Mons, Forest, Molenbeek: comment le PTB s’est retrouvé au pouvoir à la surprise générale (analyse)
Le PTB au pouvoir dans au moins trois communes: ce scénario encore improbable il y a quelques mois s’est finalement concrétisé. Un fameux alignement de planètes aura été nécessaire.
«Le but n’est pas d’entrer dans une majorité pour dire que ça ne va pas marcher. On veut prendre nos responsabilités. On a un accord avec nos partenaires. C’est cela aussi, faire des coalitions. On doit être réalistes.» Voilà des paroles, exprimées lors d’une interview matinale en radio, qui ressemblent à celles d’un président de parti. Un président comme tous les autres, serait-on tenté d’écrire. Ce sont pourtant celles de Raoul Hedebouw, à la tête du PTB depuis bientôt trois ans.
Sa formation s’est muée en parti de pouvoir dans au moins trois communes: aux côtés du PS et d’Ecolo à Mons et Forest et, en attendant l’arrivée éventuelle d’un autre partenaire, du PS à Molenbeek. Peu de monde aurait pourtant misé sur cette participation il y a quelques mois encore. Que s’est-il passé pour que le PTB, considéré comme infréquentable ou insupportable par les autres il n’y a pas si longtemps, passe ainsi par le chas de l’aiguille? Le parti n’a pas fondamentalement changé, ni renié sa radicalité. Simplement, les événements lui ont été favorables.
Même si la symbolique de ces accords de majorité est forte, il faut d’emblée préciser que ce n’est pas complètement une première. Des communistes ont intégré le gouvernement belge durant l’après-guerre, donc bien avant la fondation du PTB en 1979. Dans un contexte très particulier et jusqu’en 1947 seulement, certes, mais en coalition avec les trois familles politiques traditionnelles. Bien plus tard, c’est bien le PVDA, appellation néerlandophone du parti, qui a noué des alliances avec les socialistes à l’échelon communal dans deux entités de Flandre: le district anversois de Borgerhout, dès 2012, et la commune de Zelzate, en Flandre-Orientale, à partir de 2018. C’est désormais en Région bruxelloise et en Wallonie que le parti se frottera à l’exercice du pouvoir.
On s’est associé au PTB non parce qu’on en mourait d’envie, mais parce qu’il fallait «prendre ses responsabilités».
Le PTB au pouvoir: il l’a voulu, le PS l’a accepté
Il convenait, pour ce faire, que les partenaires engagés dans l’aventure le veuillent bien. Le PTB, lui, le voulait, explicitement. Cela a été dit et répété durant la campagne électorale, l’objectif consistait à cibler quelques villes et communes stratégiques, avec l’envie d’y intégrer le collège communal et en tablant sur la formation de majorités de gauche. A l’occasion de son congrès de 2021, rappelle le politologue Pascal Delwit (ULB), «le parti avait rejeté la perspective d’une alliance régionale, mais avait bel et bien accepté l’idée de participer au pouvoir à l’échelon communal».

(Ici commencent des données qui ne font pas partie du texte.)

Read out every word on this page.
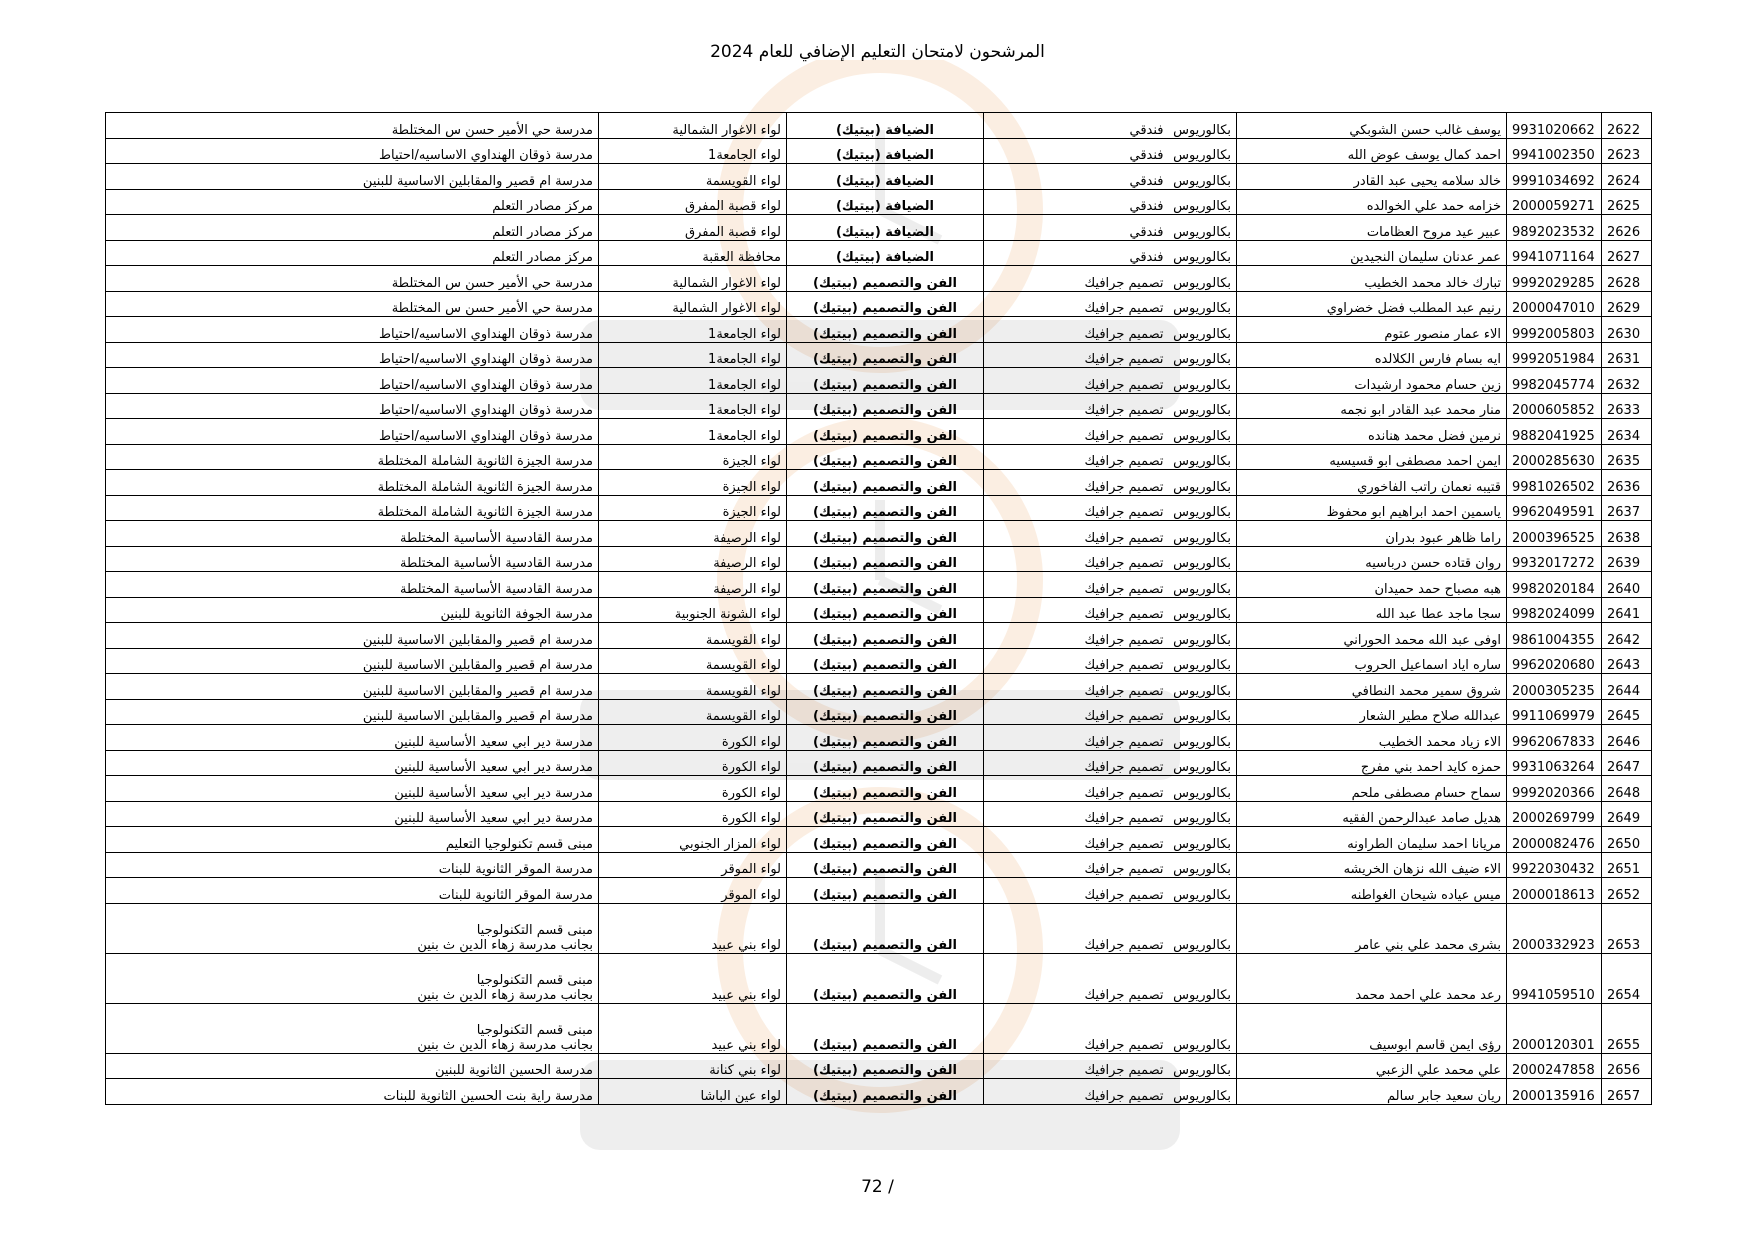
المرشحون لامتحان التعليم الإضافي للعام 2024
2622	9931020662	يوسف غالب حسن الشوبكي	بكالوريوس	فندقي	الضيافة (بيتيك)	لواء الاغوار الشمالية	مدرسة حي الأمير حسن س المختلطة
2623	9941002350	احمد كمال يوسف عوض الله	بكالوريوس	فندقي	الضيافة (بيتيك)	لواء الجامعة1	مدرسة ذوقان الهنداوي الاساسيه/احتياط
2624	9991034692	خالد سلامه يحيى عبد القادر	بكالوريوس	فندقي	الضيافة (بيتيك)	لواء القويسمة	مدرسة ام قصير والمقابلين الاساسية للبنين
2625	2000059271	خزامه حمد علي الخوالده	بكالوريوس	فندقي	الضيافة (بيتيك)	لواء قصبة المفرق	مركز مصادر التعلم
2626	9892023532	عبير عيد مروح العظامات	بكالوريوس	فندقي	الضيافة (بيتيك)	لواء قصبة المفرق	مركز مصادر التعلم
2627	9941071164	عمر عدنان سليمان النجيدين	بكالوريوس	فندقي	الضيافة (بيتيك)	محافظة العقبة	مركز مصادر التعلم
2628	9992029285	تبارك خالد محمد الخطيب	بكالوريوس	تصميم جرافيك	الفن والتصميم (بيتيك)	لواء الاغوار الشمالية	مدرسة حي الأمير حسن س المختلطة
2629	2000047010	رنيم عبد المطلب فضل خضراوي	بكالوريوس	تصميم جرافيك	الفن والتصميم (بيتيك)	لواء الاغوار الشمالية	مدرسة حي الأمير حسن س المختلطة
2630	9992005803	الاء عمار منصور عتوم	بكالوريوس	تصميم جرافيك	الفن والتصميم (بيتيك)	لواء الجامعة1	مدرسة ذوقان الهنداوي الاساسيه/احتياط
2631	9992051984	ايه بسام فارس الكلالده	بكالوريوس	تصميم جرافيك	الفن والتصميم (بيتيك)	لواء الجامعة1	مدرسة ذوقان الهنداوي الاساسيه/احتياط
2632	9982045774	زين حسام محمود ارشيدات	بكالوريوس	تصميم جرافيك	الفن والتصميم (بيتيك)	لواء الجامعة1	مدرسة ذوقان الهنداوي الاساسيه/احتياط
2633	2000605852	منار محمد عبد القادر ابو نجمه	بكالوريوس	تصميم جرافيك	الفن والتصميم (بيتيك)	لواء الجامعة1	مدرسة ذوقان الهنداوي الاساسيه/احتياط
2634	9882041925	نرمين فضل محمد هنانده	بكالوريوس	تصميم جرافيك	الفن والتصميم (بيتيك)	لواء الجامعة1	مدرسة ذوقان الهنداوي الاساسيه/احتياط
2635	2000285630	ايمن احمد مصطفى ابو قسيسيه	بكالوريوس	تصميم جرافيك	الفن والتصميم (بيتيك)	لواء الجيزة	مدرسة الجيزة الثانوية الشاملة المختلطة
2636	9981026502	قتيبه نعمان راتب الفاخوري	بكالوريوس	تصميم جرافيك	الفن والتصميم (بيتيك)	لواء الجيزة	مدرسة الجيزة الثانوية الشاملة المختلطة
2637	9962049591	ياسمين احمد ابراهيم ابو محفوظ	بكالوريوس	تصميم جرافيك	الفن والتصميم (بيتيك)	لواء الجيزة	مدرسة الجيزة الثانوية الشاملة المختلطة
2638	2000396525	راما ظاهر عبود بدران	بكالوريوس	تصميم جرافيك	الفن والتصميم (بيتيك)	لواء الرصيفة	مدرسة القادسية الأساسية المختلطة
2639	9932017272	روان قتاده حسن درباسيه	بكالوريوس	تصميم جرافيك	الفن والتصميم (بيتيك)	لواء الرصيفة	مدرسة القادسية الأساسية المختلطة
2640	9982020184	هبه مصباح حمد حميدان	بكالوريوس	تصميم جرافيك	الفن والتصميم (بيتيك)	لواء الرصيفة	مدرسة القادسية الأساسية المختلطة
2641	9982024099	سجا ماجد عطا عبد الله	بكالوريوس	تصميم جرافيك	الفن والتصميم (بيتيك)	لواء الشونة الجنوبية	مدرسة الجوفة الثانوية للبنين
2642	9861004355	اوفى عبد الله محمد الحوراني	بكالوريوس	تصميم جرافيك	الفن والتصميم (بيتيك)	لواء القويسمة	مدرسة ام قصير والمقابلين الاساسية للبنين
2643	9962020680	ساره اياد اسماعيل الحروب	بكالوريوس	تصميم جرافيك	الفن والتصميم (بيتيك)	لواء القويسمة	مدرسة ام قصير والمقابلين الاساسية للبنين
2644	2000305235	شروق سمير محمد النطافي	بكالوريوس	تصميم جرافيك	الفن والتصميم (بيتيك)	لواء القويسمة	مدرسة ام قصير والمقابلين الاساسية للبنين
2645	9911069979	عبدالله صلاح مطير الشعار	بكالوريوس	تصميم جرافيك	الفن والتصميم (بيتيك)	لواء القويسمة	مدرسة ام قصير والمقابلين الاساسية للبنين
2646	9962067833	الاء زياد محمد الخطيب	بكالوريوس	تصميم جرافيك	الفن والتصميم (بيتيك)	لواء الكورة	مدرسة دير ابي سعيد الأساسية للبنين
2647	9931063264	حمزه كايد احمد بني مفرج	بكالوريوس	تصميم جرافيك	الفن والتصميم (بيتيك)	لواء الكورة	مدرسة دير ابي سعيد الأساسية للبنين
2648	9992020366	سماح حسام مصطفى ملحم	بكالوريوس	تصميم جرافيك	الفن والتصميم (بيتيك)	لواء الكورة	مدرسة دير ابي سعيد الأساسية للبنين
2649	2000269799	هديل صامد عبدالرحمن الفقيه	بكالوريوس	تصميم جرافيك	الفن والتصميم (بيتيك)	لواء الكورة	مدرسة دير ابي سعيد الأساسية للبنين
2650	2000082476	مريانا احمد سليمان الطراونه	بكالوريوس	تصميم جرافيك	الفن والتصميم (بيتيك)	لواء المزار الجنوبي	مبنى قسم تكنولوجيا التعليم
2651	9922030432	الاء ضيف الله نزهان الخريشه	بكالوريوس	تصميم جرافيك	الفن والتصميم (بيتيك)	لواء الموقر	مدرسة الموقر الثانوية للبنات
2652	2000018613	ميس عياده شيحان الغواطنه	بكالوريوس	تصميم جرافيك	الفن والتصميم (بيتيك)	لواء الموقر	مدرسة الموقر الثانوية للبنات
2653	2000332923	بشرى محمد علي بني عامر	بكالوريوس	تصميم جرافيك	الفن والتصميم (بيتيك)	لواء بني عبيد	مبنى قسم التكنولوجيا
بجانب مدرسة زهاء الدين ث بنين
2654	9941059510	رعد محمد علي احمد محمد	بكالوريوس	تصميم جرافيك	الفن والتصميم (بيتيك)	لواء بني عبيد	مبنى قسم التكنولوجيا
بجانب مدرسة زهاء الدين ث بنين
2655	2000120301	رؤى ايمن قاسم ابوسيف	بكالوريوس	تصميم جرافيك	الفن والتصميم (بيتيك)	لواء بني عبيد	مبنى قسم التكنولوجيا
بجانب مدرسة زهاء الدين ث بنين
2656	2000247858	علي محمد علي الزعبي	بكالوريوس	تصميم جرافيك	الفن والتصميم (بيتيك)	لواء بني كنانة	مدرسة الحسين الثانوية للبنين
2657	2000135916	ريان سعيد جابر سالم	بكالوريوس	تصميم جرافيك	الفن والتصميم (بيتيك)	لواء عين الباشا	مدرسة راية بنت الحسين الثانوية للبنات
72 /
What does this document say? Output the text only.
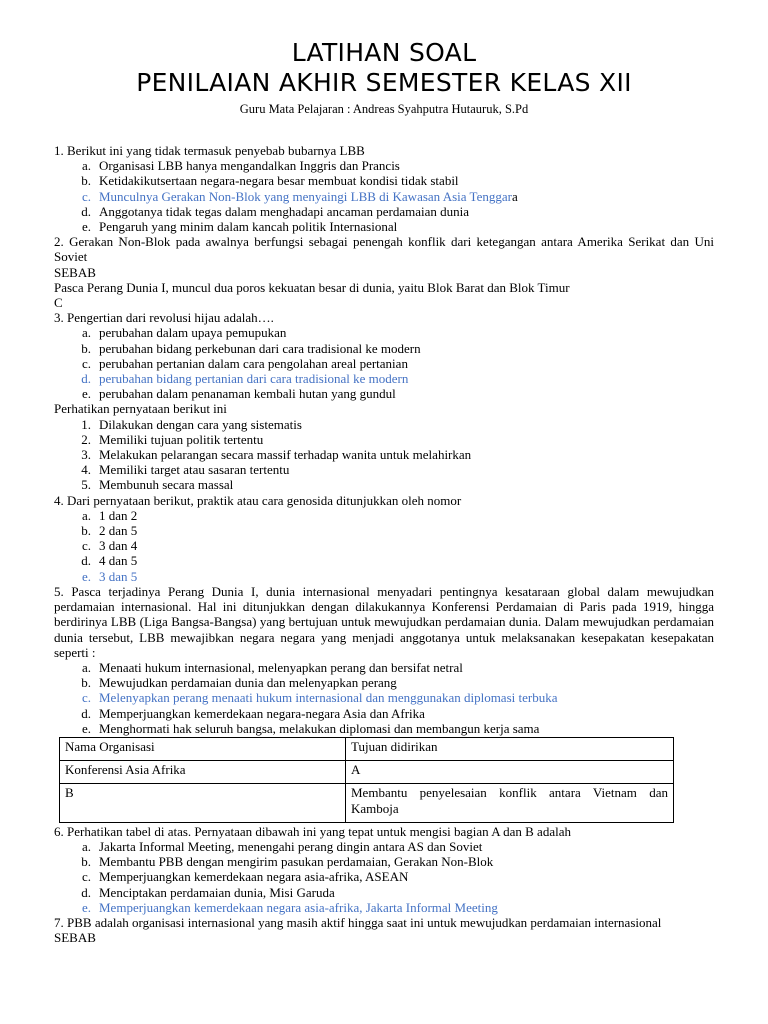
LATIHAN SOAL
PENILAIAN AKHIR SEMESTER KELAS XII
Guru Mata Pelajaran : Andreas Syahputra Hutauruk, S.Pd
1. Berikut ini yang tidak termasuk penyebab bubarnya LBB
a. Organisasi LBB hanya mengandalkan Inggris dan Prancis
b. Ketidakikutsertaan negara-negara besar membuat kondisi tidak stabil
c. Munculnya Gerakan Non-Blok yang menyaingi LBB di Kawasan Asia Tenggara
d. Anggotanya tidak tegas dalam menghadapi ancaman perdamaian dunia
e. Pengaruh yang minim dalam kancah politik Internasional
2. Gerakan Non-Blok pada awalnya berfungsi sebagai penengah konflik dari ketegangan antara Amerika Serikat dan Uni Soviet
SEBAB
Pasca Perang Dunia I, muncul dua poros kekuatan besar di dunia, yaitu Blok Barat dan Blok Timur
C
3. Pengertian dari revolusi hijau adalah….
a. perubahan dalam upaya pemupukan
b. perubahan bidang perkebunan dari cara tradisional ke modern
c. perubahan pertanian dalam cara pengolahan areal pertanian
d. perubahan bidang pertanian dari cara tradisional ke modern
e. perubahan dalam penanaman kembali hutan yang gundul
Perhatikan pernyataan berikut ini
1. Dilakukan dengan cara yang sistematis
2. Memiliki tujuan politik tertentu
3. Melakukan pelarangan secara massif terhadap wanita untuk melahirkan
4. Memiliki target atau sasaran tertentu
5. Membunuh secara massal
4. Dari pernyataan berikut, praktik atau cara genosida ditunjukkan oleh nomor
a. 1 dan 2
b. 2 dan 5
c. 3 dan 4
d. 4 dan 5
e. 3 dan 5
5. Pasca terjadinya Perang Dunia I, dunia internasional menyadari pentingnya kesataraan global dalam mewujudkan perdamaian internasional. Hal ini ditunjukkan dengan dilakukannya Konferensi Perdamaian di Paris pada 1919, hingga berdirinya LBB (Liga Bangsa-Bangsa) yang bertujuan untuk mewujudkan perdamaian dunia. Dalam mewujudkan perdamaian dunia tersebut, LBB mewajibkan negara negara yang menjadi anggotanya untuk melaksanakan kesepakatan kesepakatan seperti :
a. Menaati hukum internasional, melenyapkan perang dan bersifat netral
b. Mewujudkan perdamaian dunia dan melenyapkan perang
c. Melenyapkan perang menaati hukum internasional dan menggunakan diplomasi terbuka
d. Memperjuangkan kemerdekaan negara-negara Asia dan Afrika
e. Menghormati hak seluruh bangsa, melakukan diplomasi dan membangun kerja sama
Nama Organisasi	Tujuan didirikan
Konferensi Asia Afrika	A
B	Membantu penyelesaian konflik antara Vietnam dan Kamboja
6. Perhatikan tabel di atas. Pernyataan dibawah ini yang tepat untuk mengisi bagian A dan B adalah
a. Jakarta Informal Meeting, menengahi perang dingin antara AS dan Soviet
b. Membantu PBB dengan mengirim pasukan perdamaian, Gerakan Non-Blok
c. Memperjuangkan kemerdekaan negara asia-afrika, ASEAN
d. Menciptakan perdamaian dunia, Misi Garuda
e. Memperjuangkan kemerdekaan negara asia-afrika, Jakarta Informal Meeting
7. PBB adalah organisasi internasional yang masih aktif hingga saat ini untuk mewujudkan perdamaian internasional
SEBAB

Il fallait inévitablement que le PS accepte cette éventualité. En réalité, précise encore Pascal Delwit, «le PS n’a jamais dit qu’il ne gouvernerait jamais localement avec le PTB. Ce n’était pas sa volonté», mais cela n’a pas formellement été exclu. Sans grand enthousiasme, des premières discussions évoquant cette possibilité ont eu lieu à l’intérieur du PS, avec les chefs de file locaux, même avant les élections de juin.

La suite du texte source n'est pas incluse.